The problem: find the value of $\int_0^1 (C(-y-1)\cdot\sum_{k=1}^{2016}\frac{1}{y+k}) dy$, where $C(\alpha$) is the coefficient of $x^{2016}$ in the Maclaurin series for $(1+x)^\alpha$
What I tried:
First of all, substituting $-y-1$ for $\alpha$ I get $C(-y-1) = \frac{-(y+1)(y+2)...(y+2017)}{2016!}$
Then $C(-1-y)\sum_{k = 1}^{2016}\frac{1}{y+k} = \frac{1}{2016!}\sum_{k=1}^{2016}\frac{\prod_{i=1}^{2016}(y+i)}{y+k}$, excuse my wonky formatting. This doesn't seem pretty at all and I'm kind of stuck here.
Questions:
Is there any way to reduce $\sum_{k=1}^{2016}\frac{1}{y+k}$ to something more managable? Like for example how $\sum_{k = 1}^n k^2 = \frac{n(n+1)(2n+1)}{6}$.
And if not, how do I even proceed?

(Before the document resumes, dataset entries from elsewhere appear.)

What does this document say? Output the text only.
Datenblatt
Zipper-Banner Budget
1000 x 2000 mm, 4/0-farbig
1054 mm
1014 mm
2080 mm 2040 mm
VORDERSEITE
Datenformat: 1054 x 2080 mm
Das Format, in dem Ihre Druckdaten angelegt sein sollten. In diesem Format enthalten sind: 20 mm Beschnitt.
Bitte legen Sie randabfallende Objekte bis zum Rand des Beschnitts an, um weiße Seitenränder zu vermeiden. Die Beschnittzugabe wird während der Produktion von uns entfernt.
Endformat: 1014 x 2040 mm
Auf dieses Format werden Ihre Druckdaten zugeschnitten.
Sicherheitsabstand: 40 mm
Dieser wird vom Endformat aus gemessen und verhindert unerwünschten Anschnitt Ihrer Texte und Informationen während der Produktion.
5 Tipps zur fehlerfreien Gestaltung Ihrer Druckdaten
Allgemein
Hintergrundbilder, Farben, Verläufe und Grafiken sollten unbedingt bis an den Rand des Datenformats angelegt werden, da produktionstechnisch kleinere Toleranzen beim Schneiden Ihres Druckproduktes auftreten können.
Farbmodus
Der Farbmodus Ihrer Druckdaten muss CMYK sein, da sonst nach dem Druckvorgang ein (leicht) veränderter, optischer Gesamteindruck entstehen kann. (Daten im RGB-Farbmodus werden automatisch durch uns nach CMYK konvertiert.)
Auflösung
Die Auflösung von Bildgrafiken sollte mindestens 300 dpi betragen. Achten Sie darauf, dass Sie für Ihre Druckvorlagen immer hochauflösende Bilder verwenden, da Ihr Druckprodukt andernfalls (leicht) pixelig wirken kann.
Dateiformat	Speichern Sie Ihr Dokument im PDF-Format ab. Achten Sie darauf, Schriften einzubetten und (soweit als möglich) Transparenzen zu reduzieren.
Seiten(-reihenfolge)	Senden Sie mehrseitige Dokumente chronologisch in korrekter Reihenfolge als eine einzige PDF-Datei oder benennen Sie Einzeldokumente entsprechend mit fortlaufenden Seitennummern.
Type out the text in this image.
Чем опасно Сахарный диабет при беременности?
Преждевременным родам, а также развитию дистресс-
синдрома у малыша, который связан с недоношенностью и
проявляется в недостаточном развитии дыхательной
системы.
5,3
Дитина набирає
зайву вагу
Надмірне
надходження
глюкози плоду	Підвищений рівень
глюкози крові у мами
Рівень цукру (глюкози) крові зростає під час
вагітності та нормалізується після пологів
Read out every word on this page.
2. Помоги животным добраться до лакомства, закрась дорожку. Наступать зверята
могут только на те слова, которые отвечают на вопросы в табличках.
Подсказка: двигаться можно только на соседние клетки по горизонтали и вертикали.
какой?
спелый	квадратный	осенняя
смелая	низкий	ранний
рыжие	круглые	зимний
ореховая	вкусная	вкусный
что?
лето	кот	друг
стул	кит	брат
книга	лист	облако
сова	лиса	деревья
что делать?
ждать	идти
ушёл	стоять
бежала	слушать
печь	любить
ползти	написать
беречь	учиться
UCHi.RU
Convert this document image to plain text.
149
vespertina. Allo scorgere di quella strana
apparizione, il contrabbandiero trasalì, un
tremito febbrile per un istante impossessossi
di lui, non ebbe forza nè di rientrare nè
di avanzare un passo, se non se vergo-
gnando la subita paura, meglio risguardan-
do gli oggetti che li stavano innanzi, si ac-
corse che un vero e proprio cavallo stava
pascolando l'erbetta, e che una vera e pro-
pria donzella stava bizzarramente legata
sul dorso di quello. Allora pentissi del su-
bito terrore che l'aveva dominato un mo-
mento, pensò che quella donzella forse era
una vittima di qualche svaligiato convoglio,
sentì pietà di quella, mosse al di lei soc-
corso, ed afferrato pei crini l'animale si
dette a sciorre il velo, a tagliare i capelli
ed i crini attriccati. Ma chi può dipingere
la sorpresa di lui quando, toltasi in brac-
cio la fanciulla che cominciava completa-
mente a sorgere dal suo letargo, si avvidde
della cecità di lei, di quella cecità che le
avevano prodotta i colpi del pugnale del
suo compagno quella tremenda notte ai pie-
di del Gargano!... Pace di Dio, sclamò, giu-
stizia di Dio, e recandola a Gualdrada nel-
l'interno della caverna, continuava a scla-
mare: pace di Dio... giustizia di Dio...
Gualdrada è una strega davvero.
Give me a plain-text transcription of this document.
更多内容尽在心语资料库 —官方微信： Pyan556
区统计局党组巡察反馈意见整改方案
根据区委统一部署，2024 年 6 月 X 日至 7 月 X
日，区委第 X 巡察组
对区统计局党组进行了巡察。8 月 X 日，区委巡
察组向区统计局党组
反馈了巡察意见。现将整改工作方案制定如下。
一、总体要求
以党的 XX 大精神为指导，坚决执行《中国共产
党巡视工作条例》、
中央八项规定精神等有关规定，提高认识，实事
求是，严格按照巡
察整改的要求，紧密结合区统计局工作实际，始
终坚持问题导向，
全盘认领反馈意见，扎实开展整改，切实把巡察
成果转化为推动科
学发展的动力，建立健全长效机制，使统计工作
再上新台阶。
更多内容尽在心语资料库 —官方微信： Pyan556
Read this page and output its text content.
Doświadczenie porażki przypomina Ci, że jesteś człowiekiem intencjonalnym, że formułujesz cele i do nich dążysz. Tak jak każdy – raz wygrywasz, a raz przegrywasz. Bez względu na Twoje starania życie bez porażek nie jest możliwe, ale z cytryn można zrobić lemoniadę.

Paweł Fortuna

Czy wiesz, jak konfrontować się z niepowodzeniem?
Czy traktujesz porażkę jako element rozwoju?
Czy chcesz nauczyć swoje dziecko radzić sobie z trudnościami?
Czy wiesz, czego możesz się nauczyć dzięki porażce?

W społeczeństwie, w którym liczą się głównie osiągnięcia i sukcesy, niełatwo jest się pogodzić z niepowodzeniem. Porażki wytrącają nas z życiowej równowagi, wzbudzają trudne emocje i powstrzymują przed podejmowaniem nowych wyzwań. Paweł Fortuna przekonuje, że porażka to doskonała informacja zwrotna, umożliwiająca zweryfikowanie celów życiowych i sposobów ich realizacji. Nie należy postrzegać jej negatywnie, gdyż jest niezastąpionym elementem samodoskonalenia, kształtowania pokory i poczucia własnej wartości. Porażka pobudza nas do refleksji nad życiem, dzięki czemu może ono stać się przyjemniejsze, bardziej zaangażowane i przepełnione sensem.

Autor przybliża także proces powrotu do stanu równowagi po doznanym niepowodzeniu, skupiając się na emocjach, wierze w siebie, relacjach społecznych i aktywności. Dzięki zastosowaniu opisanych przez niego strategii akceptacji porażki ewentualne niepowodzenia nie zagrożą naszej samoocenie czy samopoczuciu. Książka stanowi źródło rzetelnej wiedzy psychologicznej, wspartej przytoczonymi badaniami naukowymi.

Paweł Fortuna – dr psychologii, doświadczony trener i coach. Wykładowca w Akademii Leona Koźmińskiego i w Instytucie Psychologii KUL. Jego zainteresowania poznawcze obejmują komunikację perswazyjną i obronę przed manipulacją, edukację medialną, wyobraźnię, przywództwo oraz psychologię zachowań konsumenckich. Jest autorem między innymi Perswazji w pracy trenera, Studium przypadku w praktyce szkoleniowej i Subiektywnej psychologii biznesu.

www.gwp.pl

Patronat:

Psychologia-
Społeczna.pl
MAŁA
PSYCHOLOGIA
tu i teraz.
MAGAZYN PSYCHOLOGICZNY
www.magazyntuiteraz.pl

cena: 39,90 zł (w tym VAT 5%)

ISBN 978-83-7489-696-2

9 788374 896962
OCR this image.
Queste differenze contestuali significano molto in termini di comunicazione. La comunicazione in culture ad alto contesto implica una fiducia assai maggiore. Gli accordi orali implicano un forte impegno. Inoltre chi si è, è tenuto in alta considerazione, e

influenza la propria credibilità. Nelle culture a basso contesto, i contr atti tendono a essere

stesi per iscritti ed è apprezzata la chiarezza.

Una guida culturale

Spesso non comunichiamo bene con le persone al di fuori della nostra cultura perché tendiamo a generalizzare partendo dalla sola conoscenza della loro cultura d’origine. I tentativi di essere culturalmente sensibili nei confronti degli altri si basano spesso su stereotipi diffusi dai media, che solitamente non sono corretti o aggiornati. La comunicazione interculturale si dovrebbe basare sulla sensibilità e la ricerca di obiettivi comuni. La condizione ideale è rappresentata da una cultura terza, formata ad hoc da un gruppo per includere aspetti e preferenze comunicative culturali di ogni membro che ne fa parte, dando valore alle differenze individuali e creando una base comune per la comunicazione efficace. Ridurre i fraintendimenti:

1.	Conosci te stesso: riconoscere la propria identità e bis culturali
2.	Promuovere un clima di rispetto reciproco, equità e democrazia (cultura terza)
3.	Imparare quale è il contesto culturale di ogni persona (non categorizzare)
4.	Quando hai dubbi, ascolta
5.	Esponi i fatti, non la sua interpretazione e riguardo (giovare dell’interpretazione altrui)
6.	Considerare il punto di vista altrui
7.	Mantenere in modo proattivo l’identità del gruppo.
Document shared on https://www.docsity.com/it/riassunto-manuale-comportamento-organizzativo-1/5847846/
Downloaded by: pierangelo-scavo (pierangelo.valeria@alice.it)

Thank you!
Whenever I see a problem with a year number in it, I just replace by $N$, i.e., let $N=2016$.
The coefficient of $x^N$ in $(1+x)^{\alpha}$ is
$$C(\alpha) = \frac1{N!} \prod_{m=0}^{N-1} (\alpha-m)$$
Thus,
$$C(-y-1) = \frac{(-1)^N}{N!} \prod_{m=1}^N (y+m) = \frac{(-1)^N}{N!} p_N(y)$$
Note that
$$p_N'(y) = p_N(y) \sum_{k=1}^N \frac1{y+k} $$
Thus the integral is equal to
$$\begin{align}I &= \int_0^1 dy \, C(-y-1) \sum_{k=1}^N \frac1{y+k} \\ &= \frac{(-1)^N}{N!} \int_0^1 dy \, p_N(y) \sum_{k=1}^N \frac1{y+k} \\ &= \frac{(-1)^N}{N!} \int_0^1 dy \, p_n'(y) \\ &= \frac{(-1)^N}{N!} [p_n(1)-p_n(0)] \\ &= \frac{(-1)^N}{N!} [(N+1)!-N!] \end{align} $$
Thus,
and in our special case, the answer is $2016$.